At last Mr Clinton came, and his wife glided out of the room, leaving the curate to convert him. There was a little pause while Mr Evans took stock of the clerk.
‘Well, Mr Clinton,’ he said finally, ‘I’ve come to talk to you about yourself…. Your wife tells me that you have adopted certain curious views on religious matters; and she wishes me to have some conversation with you about them.’
‘You are a man of God,’ replied Mr Clinton; ‘I am at your service.’
Mr Evans, on principle, objected to the use of the Deity’s name out of church, thinking it a little blasphemous, but he said nothing.
‘Well,’ he said, ‘of course, religion is a very good thing; in fact, it is the very best thing; but it must not be abused, Mr Clinton,’ and he repeated gravely, as if his interlocutor were a naughty schoolboy–‘it mustn’t be abused. Now, I want to know exactly what you views are.’
Mr Clinton smiled gently.
‘I ‘ave no views, sir. The only rule I ‘ave for guidance is this–love thy neighbour as thyself.’
‘Hum!’ murmured the curate; there was really nothing questionable in that, but he was just slightly prejudiced against a man who made such a quotation; it sounded a little priggish.
‘But your wife tells me that you’ve been going about with all sorts of queer people?’
‘I found that there was misery and un’appiness among people, and I tried to relieve it.’
‘Of course, I strongly approve of district visiting; I do a great deal of it myself; but you’ve been going about with public-house loafers and–bad women.’
‘Is it not said: “I am not come to call the righteous, but sinners to repentance”?’
‘No doubt,’ answered Mr Evans, slightly frowning. ‘But obviously one isn’t meant to do that to such an extent as to be dismissed from one’s place.’
‘My wife ‘as posted you well up in all my private affairs.’
‘Well, I don’t think you can have done well to be sent away from your office.’
‘Is it not said: “Forsake all and follow me”?’
Decidedly this was bad form, and Mr Evans, pursing up his lips and raising his eyebrows, was silent. ‘That’s the worst of these half-educated people,’ he said to himself; ‘they get some idea in their heads which they don’t understand, and, of course, they do idiotic things….’
‘Well, to pass over all that,’ he added out loud, ‘apparently you’ve been spending your money on these people to such an extent that your wife and children are actually inconvenienced by it.’
‘I ‘ave clothed the naked,’ said Mr Clinton, looking into the curate’s eyes; ‘I ‘ave visited the sick; I ‘ave given food to ‘im that was an ‘ungered, and drink to ‘im that was athirst.’
‘Yes, yes, yes; that’s all very well, but you should always remember that charity begins at home…. I shouldn’t have anything to say to a rich man’s doing these things, but it’s positively wicked for you to do them.
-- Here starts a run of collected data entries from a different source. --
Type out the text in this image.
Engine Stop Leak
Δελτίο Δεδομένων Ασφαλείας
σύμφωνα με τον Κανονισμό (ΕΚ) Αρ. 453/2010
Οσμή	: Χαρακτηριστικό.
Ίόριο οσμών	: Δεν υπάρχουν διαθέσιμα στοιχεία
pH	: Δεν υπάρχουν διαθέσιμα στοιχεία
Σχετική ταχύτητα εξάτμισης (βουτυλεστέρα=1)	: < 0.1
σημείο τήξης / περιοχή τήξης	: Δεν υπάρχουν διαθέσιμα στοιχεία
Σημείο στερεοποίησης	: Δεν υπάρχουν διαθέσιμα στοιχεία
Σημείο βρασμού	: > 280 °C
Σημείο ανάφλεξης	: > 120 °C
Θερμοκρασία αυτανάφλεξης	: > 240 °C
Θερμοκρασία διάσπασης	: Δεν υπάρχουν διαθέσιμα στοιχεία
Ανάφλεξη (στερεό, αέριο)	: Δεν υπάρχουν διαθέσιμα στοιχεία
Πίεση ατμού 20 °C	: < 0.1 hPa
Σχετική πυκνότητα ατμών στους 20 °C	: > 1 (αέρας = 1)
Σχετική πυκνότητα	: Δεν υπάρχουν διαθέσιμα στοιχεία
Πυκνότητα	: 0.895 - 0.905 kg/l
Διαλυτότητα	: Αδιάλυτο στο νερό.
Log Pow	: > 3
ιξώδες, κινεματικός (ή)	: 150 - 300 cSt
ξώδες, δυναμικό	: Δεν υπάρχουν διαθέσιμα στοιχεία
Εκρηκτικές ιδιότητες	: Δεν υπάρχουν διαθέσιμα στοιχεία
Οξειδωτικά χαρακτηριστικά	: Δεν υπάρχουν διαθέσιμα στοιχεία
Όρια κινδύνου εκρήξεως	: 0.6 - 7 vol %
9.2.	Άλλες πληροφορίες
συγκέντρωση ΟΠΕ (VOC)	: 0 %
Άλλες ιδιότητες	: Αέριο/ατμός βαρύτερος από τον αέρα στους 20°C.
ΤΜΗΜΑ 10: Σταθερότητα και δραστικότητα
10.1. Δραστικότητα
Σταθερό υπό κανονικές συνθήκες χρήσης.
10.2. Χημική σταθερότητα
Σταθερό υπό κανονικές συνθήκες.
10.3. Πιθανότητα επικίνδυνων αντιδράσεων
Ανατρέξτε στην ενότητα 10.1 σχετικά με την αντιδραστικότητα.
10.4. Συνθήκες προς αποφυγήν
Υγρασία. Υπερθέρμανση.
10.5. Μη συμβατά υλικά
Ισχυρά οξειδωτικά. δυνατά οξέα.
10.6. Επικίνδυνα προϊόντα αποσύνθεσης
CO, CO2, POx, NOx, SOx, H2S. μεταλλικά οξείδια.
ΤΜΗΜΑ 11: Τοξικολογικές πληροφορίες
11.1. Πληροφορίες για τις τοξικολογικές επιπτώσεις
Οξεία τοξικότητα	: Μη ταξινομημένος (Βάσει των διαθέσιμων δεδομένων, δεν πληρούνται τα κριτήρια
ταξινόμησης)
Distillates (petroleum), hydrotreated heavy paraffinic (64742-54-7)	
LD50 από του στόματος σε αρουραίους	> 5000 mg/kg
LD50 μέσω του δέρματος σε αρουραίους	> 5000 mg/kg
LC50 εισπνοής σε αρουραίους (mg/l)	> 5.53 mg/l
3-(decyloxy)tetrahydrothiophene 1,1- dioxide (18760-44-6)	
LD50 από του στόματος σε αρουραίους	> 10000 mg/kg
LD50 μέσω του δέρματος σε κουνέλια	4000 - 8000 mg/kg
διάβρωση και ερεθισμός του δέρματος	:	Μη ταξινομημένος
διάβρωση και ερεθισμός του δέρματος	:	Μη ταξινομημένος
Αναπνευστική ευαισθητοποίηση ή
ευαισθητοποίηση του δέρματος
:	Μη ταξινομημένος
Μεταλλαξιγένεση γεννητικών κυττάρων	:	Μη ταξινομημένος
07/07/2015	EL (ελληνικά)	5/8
Don’t you understand that? And last of all, your wife tells me that you’re realising your property with the idea of giving it away.’
‘It’s perfectly true,’ said Mr Clinton.
Mr Evans’s mind was too truly pious for a wicked expletive to cross it; but a bad man expressing the curate’s feeling would have said that Mr Clinton was a damned fool.
‘Well, don’t you see that it’s a perfectly ridiculous and unheard-of thing?’ he asked emphatically.
‘”Sell all that thou ‘ast, and distribute unto the poor.” It is in the Gospel of St Luke. Do you know it?’
‘Of course I know it, but, naturally, these things aren’t to be taken quite literally.’